Keeping Kitchen- Capers

Have been busy just enjoying the season and finally switching to summer. We have had prosciutto and melon a couple of times for dinner already, but no local melons yet and I cannot tell you how much better something tastes without having been in the fridge.

We are lucky enough to be able to buy fresh fruit and vegetables in season at the local farmer's market twice a  week in our village. We do fill in with some grocery store fruits and vegetables, but then to just wait for something to be in season here.

I haven't had anything to preserve for my keeping kitchen, until now.
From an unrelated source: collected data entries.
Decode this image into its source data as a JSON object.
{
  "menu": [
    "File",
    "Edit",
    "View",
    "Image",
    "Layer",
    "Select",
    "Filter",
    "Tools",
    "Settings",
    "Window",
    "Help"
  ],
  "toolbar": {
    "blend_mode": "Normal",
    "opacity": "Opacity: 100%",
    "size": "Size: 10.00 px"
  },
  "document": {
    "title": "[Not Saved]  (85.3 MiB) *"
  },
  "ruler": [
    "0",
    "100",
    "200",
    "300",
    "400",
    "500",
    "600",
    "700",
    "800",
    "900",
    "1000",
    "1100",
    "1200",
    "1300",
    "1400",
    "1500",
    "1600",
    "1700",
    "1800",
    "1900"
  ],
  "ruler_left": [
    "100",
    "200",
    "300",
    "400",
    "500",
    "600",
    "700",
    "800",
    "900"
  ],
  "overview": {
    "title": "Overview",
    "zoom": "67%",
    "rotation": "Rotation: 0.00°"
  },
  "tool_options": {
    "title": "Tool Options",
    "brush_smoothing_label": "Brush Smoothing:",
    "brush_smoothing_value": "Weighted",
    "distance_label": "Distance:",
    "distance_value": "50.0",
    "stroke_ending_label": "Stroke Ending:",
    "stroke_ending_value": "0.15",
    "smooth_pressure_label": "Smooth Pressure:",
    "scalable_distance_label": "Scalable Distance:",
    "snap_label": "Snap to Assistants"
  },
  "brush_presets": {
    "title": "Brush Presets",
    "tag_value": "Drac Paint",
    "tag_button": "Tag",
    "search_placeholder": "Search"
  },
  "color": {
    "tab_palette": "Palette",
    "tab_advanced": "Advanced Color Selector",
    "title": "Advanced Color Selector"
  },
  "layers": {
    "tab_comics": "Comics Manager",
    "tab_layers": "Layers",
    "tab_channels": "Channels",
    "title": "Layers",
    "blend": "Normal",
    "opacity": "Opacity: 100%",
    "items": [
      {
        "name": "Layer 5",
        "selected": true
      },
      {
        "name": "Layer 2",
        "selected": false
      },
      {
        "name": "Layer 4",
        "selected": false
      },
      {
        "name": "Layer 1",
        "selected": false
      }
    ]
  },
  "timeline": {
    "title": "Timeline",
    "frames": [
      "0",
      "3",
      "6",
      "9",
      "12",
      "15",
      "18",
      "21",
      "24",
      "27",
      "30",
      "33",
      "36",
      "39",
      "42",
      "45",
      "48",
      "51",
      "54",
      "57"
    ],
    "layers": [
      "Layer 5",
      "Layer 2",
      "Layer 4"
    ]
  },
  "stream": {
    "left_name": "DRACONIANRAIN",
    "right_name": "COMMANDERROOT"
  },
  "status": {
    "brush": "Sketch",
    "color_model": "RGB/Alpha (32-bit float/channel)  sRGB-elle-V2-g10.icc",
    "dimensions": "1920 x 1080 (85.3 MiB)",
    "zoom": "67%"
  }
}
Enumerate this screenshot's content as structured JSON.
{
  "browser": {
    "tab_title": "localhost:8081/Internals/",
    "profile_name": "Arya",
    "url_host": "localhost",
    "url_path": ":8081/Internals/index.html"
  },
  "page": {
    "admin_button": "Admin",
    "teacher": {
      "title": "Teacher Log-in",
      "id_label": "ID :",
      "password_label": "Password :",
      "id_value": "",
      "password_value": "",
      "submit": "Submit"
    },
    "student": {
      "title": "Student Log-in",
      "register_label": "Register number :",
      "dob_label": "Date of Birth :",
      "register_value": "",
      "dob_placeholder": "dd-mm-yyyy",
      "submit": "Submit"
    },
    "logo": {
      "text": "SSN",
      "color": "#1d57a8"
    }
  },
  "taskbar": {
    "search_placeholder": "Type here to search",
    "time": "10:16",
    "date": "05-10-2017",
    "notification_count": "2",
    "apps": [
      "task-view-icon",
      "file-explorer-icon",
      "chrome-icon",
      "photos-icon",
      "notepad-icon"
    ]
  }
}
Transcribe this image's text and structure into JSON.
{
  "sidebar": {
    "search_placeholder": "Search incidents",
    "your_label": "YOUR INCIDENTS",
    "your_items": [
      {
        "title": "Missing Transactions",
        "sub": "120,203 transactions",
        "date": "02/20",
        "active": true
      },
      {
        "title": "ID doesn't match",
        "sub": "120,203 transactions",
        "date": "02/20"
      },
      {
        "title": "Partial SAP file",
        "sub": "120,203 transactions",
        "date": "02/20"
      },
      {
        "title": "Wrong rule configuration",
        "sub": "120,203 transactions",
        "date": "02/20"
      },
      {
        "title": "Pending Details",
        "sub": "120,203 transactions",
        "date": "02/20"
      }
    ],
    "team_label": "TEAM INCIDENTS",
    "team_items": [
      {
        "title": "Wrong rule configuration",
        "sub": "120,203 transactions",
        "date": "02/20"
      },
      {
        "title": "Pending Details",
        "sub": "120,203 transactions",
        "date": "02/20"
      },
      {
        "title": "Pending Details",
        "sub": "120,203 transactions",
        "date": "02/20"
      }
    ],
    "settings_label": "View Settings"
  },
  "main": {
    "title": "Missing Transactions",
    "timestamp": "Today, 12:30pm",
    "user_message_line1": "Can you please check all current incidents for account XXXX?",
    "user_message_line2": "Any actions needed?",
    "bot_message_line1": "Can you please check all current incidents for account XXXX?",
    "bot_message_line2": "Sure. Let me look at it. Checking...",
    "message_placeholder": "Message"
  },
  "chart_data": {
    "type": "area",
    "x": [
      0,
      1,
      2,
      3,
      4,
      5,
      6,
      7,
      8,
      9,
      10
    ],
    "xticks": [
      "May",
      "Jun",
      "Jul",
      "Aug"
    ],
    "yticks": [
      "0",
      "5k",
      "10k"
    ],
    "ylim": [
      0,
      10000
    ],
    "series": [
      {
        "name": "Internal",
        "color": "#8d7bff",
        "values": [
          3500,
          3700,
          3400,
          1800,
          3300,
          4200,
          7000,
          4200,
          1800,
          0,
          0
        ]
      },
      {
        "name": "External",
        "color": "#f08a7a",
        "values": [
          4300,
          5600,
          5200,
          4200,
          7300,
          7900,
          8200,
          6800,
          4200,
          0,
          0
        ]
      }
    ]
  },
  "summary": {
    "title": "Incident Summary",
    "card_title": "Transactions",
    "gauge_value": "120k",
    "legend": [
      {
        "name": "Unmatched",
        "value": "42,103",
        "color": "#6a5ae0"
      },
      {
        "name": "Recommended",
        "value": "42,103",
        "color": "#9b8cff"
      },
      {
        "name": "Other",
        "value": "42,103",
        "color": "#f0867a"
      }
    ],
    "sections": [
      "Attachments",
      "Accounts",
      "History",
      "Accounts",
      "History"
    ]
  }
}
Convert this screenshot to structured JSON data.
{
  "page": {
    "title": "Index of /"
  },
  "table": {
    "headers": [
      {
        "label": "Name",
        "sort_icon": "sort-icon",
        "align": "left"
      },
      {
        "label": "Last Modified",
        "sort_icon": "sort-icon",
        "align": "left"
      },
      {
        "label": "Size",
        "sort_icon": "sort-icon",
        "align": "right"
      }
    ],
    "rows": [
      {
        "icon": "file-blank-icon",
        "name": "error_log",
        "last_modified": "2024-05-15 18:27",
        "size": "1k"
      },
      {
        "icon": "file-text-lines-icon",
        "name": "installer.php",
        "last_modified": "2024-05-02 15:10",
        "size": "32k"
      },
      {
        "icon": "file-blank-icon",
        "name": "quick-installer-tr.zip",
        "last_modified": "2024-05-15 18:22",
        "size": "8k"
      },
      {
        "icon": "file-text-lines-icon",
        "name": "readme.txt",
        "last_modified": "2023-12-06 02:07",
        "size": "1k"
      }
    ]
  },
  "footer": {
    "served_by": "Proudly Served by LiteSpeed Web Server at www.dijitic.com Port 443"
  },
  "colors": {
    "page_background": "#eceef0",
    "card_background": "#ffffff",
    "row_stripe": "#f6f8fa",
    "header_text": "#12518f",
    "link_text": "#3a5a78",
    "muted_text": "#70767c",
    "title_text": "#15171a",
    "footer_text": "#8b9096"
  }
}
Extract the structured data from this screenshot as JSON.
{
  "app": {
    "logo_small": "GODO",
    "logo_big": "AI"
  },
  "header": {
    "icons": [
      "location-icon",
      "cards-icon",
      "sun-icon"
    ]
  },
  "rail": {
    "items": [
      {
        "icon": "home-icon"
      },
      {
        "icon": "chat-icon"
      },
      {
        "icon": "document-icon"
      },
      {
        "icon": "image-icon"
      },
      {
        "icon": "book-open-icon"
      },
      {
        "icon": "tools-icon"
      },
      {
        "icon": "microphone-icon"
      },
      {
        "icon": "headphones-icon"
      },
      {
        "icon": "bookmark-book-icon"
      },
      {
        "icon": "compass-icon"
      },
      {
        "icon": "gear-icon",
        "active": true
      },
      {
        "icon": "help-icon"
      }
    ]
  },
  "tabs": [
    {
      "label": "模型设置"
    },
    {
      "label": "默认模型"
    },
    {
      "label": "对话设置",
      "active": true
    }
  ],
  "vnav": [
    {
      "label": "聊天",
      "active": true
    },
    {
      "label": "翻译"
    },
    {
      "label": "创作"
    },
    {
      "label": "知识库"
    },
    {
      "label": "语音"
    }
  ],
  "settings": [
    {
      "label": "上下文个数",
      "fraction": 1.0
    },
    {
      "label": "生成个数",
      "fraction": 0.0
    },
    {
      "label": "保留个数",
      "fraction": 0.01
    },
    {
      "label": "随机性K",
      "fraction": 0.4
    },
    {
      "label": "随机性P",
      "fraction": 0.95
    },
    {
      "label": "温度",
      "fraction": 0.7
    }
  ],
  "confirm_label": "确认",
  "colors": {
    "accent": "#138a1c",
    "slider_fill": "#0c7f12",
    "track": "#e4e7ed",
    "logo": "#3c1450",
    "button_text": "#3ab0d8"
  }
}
capers are an ancient plant used in Mediterranean cuisine


How many of you have ever seen capers growing?

Here in Tuscany, they can be seen growing out of rock walls, even in Florence.

I am lucky, just in the little piazza where we park our car, there are capers growing on the church wall.

Recently, I had heard about the use of caper leaves in cooking in Greece and in Turkey. This year I will have some of my own. I have prepared grape leaves myself years ago for dolmades and immagine it will be the same.

This week, for my keeping kitchen entry I am reaching into my mediterranean kitchen for one of the oldest seasonings.

Salt cured capers and their leaves, brined.

For years, salt has been used for preserving. Sea salt has no additives and is the best to use.

Today, I went and gathered both the capers and their leaves. Capers are the unopened buds of the Capparis Spinosa bush.They are best when picked small and then can be salt cured or brined.

As when I cure my own olives, the tiny caper berries are rinsed off, then packed in fine sea salt. As the salt draws the water out of the caper buds, I will drain it off and then keep the capers in a small amount of salt to use later.

People often rinse them off before adding  to the dish, I just add them and use them as the salt for the dish!

This year I am also trying something new. Preserved caper leaves.
I am going to use this process of the lacto-fermentation for the leaves.

Leaching the bitter flavor out of the leaves and then brining them. I will soak the leave in water and then make a salt water brine to "pickle" them. 

They are served with fish or in salads. 


  1. Imagine the magic of living where one has wild capers growing outside here and there, swoon...

  2. What a great post! I've seen fresh caper berries at the market on a couple of occasions, and I've always wanted to try salt curing them. Now, I'll know what to do.

    I wonder, do the caper flowers have any scent? I once had a client ask me for a fragrance based on the caper flowers (although he hadn't smelled them himself!), but we couldn't find any. But ever since then I've been wonder what they smell like.

  3. @victoria i will go and "Smell" the caper blossoms to see if they do have a fragrance...
    they plant does have a fragrance... not sure if i can describe it.

    we soak the buds and leaves to leach out the mustard oil in them.